Atualizado: 28 de ago. de 2021

Por Ana Floripes - Professora



Educação inclusiva: a necessidade de um diálogo orientado para avanços - fonte



“A educação é o ponto em que decidimos se amamos o mundo o bastante para assumirmos a responsabilidade por ele. É, também, onde decidimos se amamos nossas crianças o bastante para não expulsá-las de nosso mundo e abandoná-las a seus próprios recursos, preparando-as, em vez disso, com antecedência para a tarefa de renovar um mundo comum.” Hannah Arendt



“Eu acompanhei muitas mudanças, pois comecei a trabalhar em escola no ano de 1986, e grandes conquistas foram alcançadas. Exemplos: antes os estudantes eram separados mesmo frequentando o mesmo espaço escolar como: Sala dos surdos (DA), Sala de Deficientes Mentais (DM), Sala de Deficientes Visuais (DV) e Sala de Deficientes Físicos (DF). Eles ficavam todo o período em sala, sem interagir com os outros alunos, pois eram considerados problemas e devido a deficiência não podiam se misturar com os outros, pois achavam que ninguém os entenderiam. Até o horário do recreio era separado.

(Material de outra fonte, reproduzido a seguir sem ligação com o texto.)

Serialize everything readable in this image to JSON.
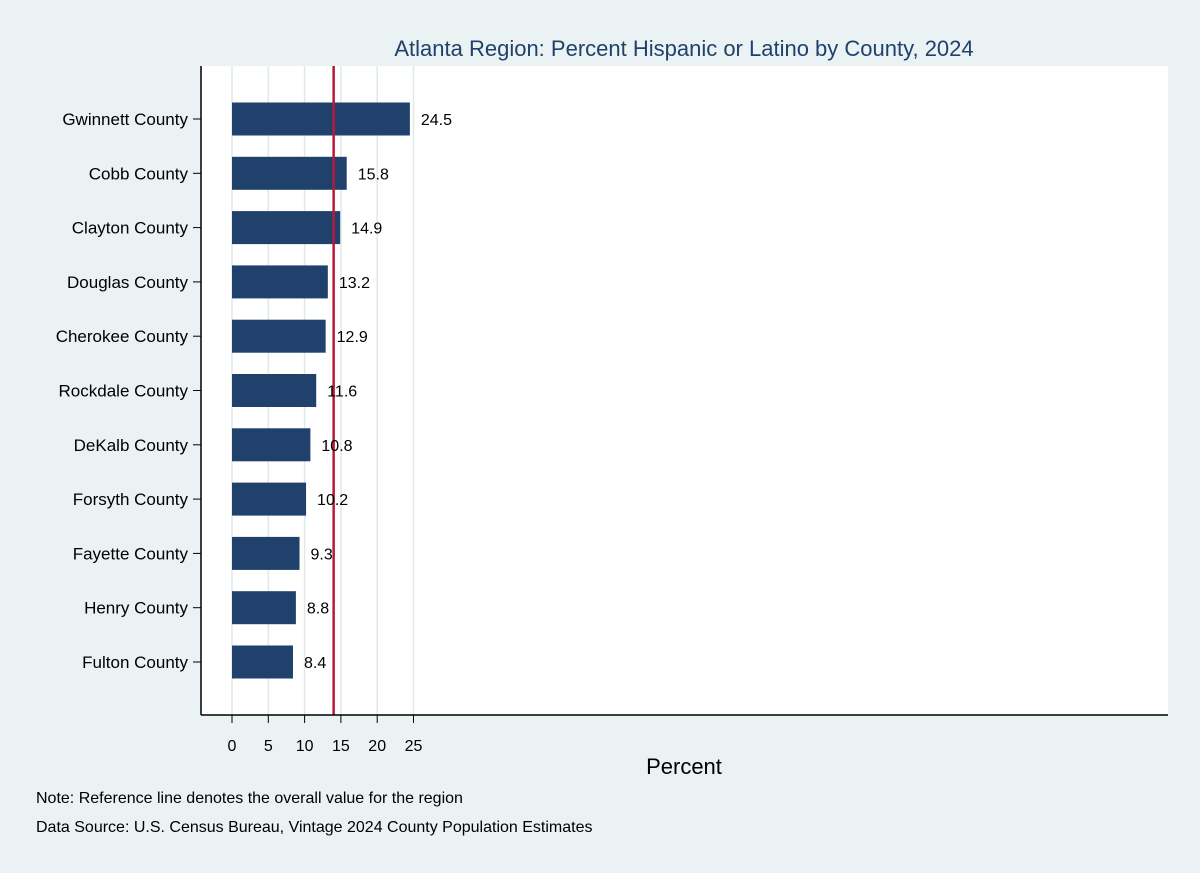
{
  "chart_data": {
    "type": "bar",
    "orientation": "horizontal",
    "title": "Atlanta Region: Percent Hispanic or Latino by County, 2024",
    "xlabel": "Percent",
    "ylabel": "",
    "categories": [
      "Gwinnett County",
      "Cobb County",
      "Clayton County",
      "Douglas County",
      "Cherokee County",
      "Rockdale County",
      "DeKalb County",
      "Forsyth County",
      "Fayette County",
      "Henry County",
      "Fulton County"
    ],
    "values": [
      24.5,
      15.8,
      14.9,
      13.2,
      12.9,
      11.6,
      10.8,
      10.2,
      9.3,
      8.8,
      8.4
    ],
    "data_labels": [
      "24.5",
      "15.8",
      "14.9",
      "13.2",
      "12.9",
      "11.6",
      "10.8",
      "10.2",
      "9.3",
      "8.8",
      "8.4"
    ],
    "xlim": [
      0,
      25
    ],
    "xticks": [
      0,
      5,
      10,
      15,
      20,
      25
    ],
    "reference_line": 14,
    "grid": "vertical",
    "legend": "none",
    "colors": {
      "bar": "#1f416b",
      "reference_line": "#b8183a",
      "background": "#eaf2f3",
      "plot_background": "#ffffff",
      "grid": "#dde9ea",
      "title": "#1f416b"
    }
  },
  "notes": {
    "note": "Note: Reference line denotes the overall value for the region",
    "source": "Data Source: U.S. Census Bureau, Vintage 2024 County Population Estimates"
  }
}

Com início da inclusão escolar por volta de 1998/99, os alunos foram matriculados em sala de aula regular e os professores não estavam preparados para recebê-los porque não tinham sido capacitados, foi muito difícil para os estudantes e professores. Este ano faz 31 anos que acompanho, houve muitas mudanças e posso dizer que não conseguimos mais classificar o estudante com deficiência, pois aqui no Colégio os alunos convivem juntos, sem nenhum problema. Após anos de trabalho, o respeito tem prevalecido. Eu trabalho na cantina do colégio e procuro acompanhar cada um desses estudantes, em especial, tenho contato com o Bruno, com o diagnóstico de Transtorno do Espectro do Autismo (TEA), antes ele tinha medo de tudo, mas hoje é meu orgulho, sempre conversa comigo, é carinhoso e respeitoso. Outra é a Maria Clara, com diagnóstico de síndrome de Down, doce menina, todos os dias vem me ver e dar um abraço. Amo receber esse carinho tão verdadeiro. (Zélia Pedro Theodoro - Agente Educacional I - 2016)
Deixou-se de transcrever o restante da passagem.